Мы настораживались. Гул ветра был настолько вездесущим, что мы о нем забывали.
— Это шумит Океан.
— А ты его видела? — спрашивали мы.
Она насмешливо улыбалась:
— Так же, как и вы!
А вот тетушка Агата считала фён настоящим шабашем. Она различала все оттенки завываний ветра:
— Это сурок, а это волк. — Потом вдруг умолкала. — А теперь я слышу ту тварь.
Тварь по-прежнему спускалась в Праньен и сосала кровь из наших кур. Каждую неделю на каменистой дороге находили двух-трех издыхающих птиц. Но ее так никто и не увидел.
Постепенно фён начинал стихать. И исчезал вовсе. Его уже не было, но следы его налетов — белая пыль — все еще сохранялись на листве кустарника и по краям лугов. Да и в воздухе испуганно замершей деревни не ощущалось никакого облегчения: все знали, что он вернется.
Моя мать не любила ветер:
— Он сеет беспорядок.
И верно: он пробуждал в нас мятежный дух. Внушал слова, которые мы раньше никогда не посмели бы выговорить, громогласные ругательства, оглушительные крики радости. Он опьянял нас, вселял дерзкую отвагу. Но не следовало слишком внимательно вслушиваться в его вой. Поначалу он казался воплощением силы, но мало-помалу в нем угадывалась усталость. Он воспевал пустоту. И восторг, в который он изначально повергал нас, тотчас угасал.
В нем ничего не было! И никогда ничего не будет!
А люди тем временем распяли Бога!
Нас не щадили, старательно перечисляя малейшие подробности страданий распятого Бога. Мы слушали — правда, довольно равнодушно. Каждое утро Страстной недели приходилось подниматься в Терруа, на мессу. Ох, сколько же дорожной грязи мы наносили в церковь!.. Измаянные долгой ходьбой, мы преклоняли колени, наслаждаясь возможностью тихо бормотать молитвы и погружаться при этом в приятный дурман, вызванный усталостью; фиолетовая риза и украшенный креповыми лентами алтарь без цветов и огней напоминали нам о великой несправедливости, сотворенной против Бога, и мы чувствовали всю тяжесть рокового недоразумения, навечно вставшего между Ним и человеком.
С годами я начала бояться Страстной недели и этой истории, что возвращалась к нам с упорством времени года, которое, хочешь не хочешь, а нужно перетерпеть и перенести.
Борясь с желанием удрать, я мысленно входила в Масличную рощу.
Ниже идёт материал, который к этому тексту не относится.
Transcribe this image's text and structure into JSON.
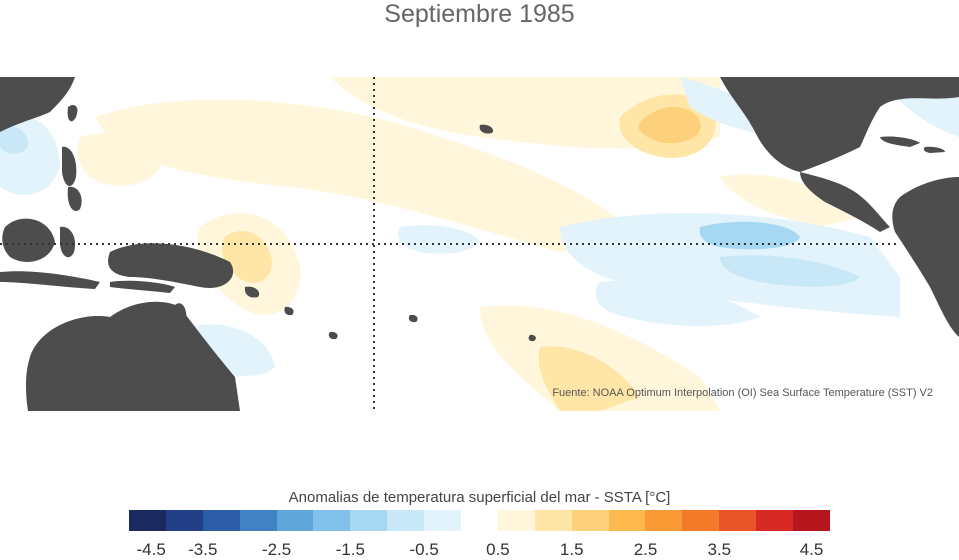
{
  "title": "Septiembre 1985",
  "source": "Fuente: NOAA Optimum Interpolation (OI) Sea Surface Temperature (SST) V2",
  "legend": {
    "title": "Anomalias de temperatura superficial del mar - SSTA  [°C]",
    "colors": [
      "#1b2a5e",
      "#233f88",
      "#2e5da8",
      "#4182c4",
      "#5ea5d9",
      "#80c0ea",
      "#a6d8f4",
      "#c8e8f8",
      "#e2f3fb",
      "#ffffff",
      "#fff6dc",
      "#ffe6a6",
      "#fdd17b",
      "#fdb84e",
      "#f99a35",
      "#f47a2a",
      "#ea5527",
      "#d72a25",
      "#b5161d"
    ],
    "ticks": [
      "-4.5",
      "-3.5",
      "-2.5",
      "-1.5",
      "-0.5",
      "0.5",
      "1.5",
      "2.5",
      "3.5",
      "4.5"
    ]
  },
  "map": {
    "land_color": "#4d4d4d",
    "reference_lines": [
      "equator",
      "date-line"
    ]
  }
}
И эта роща, которую мне даже трудно было вообразить, неизменно обретала видимость грушевых садов, разделявших дома Праньена; из крошечной она превращалась в огромную, а спутанные, широко раскинутые ветви старых деревьев придавали ей и вовсе бескрайние, неведомые размеры. Я знала, что Господь изведал человеческое уныние и что Он тоже изрек: «Душа моя скорбит смертельно». Его кротость и предвиденье всего, что Ему уготовано, временами повергали меня в состояние острой жалости; ее не могли развеять даже некоторые загадочные слова, такие, как «земля крови»[6] или «хитон, тканный сверху»[7]. Гнетущая тоска, которую я тщетно старалась подавить, росла по мере приближения к тому роковому часу, когда Иисус воззвал на кресте: «Боже Мой, Боже Мой, для чего Ты Меня оставил?»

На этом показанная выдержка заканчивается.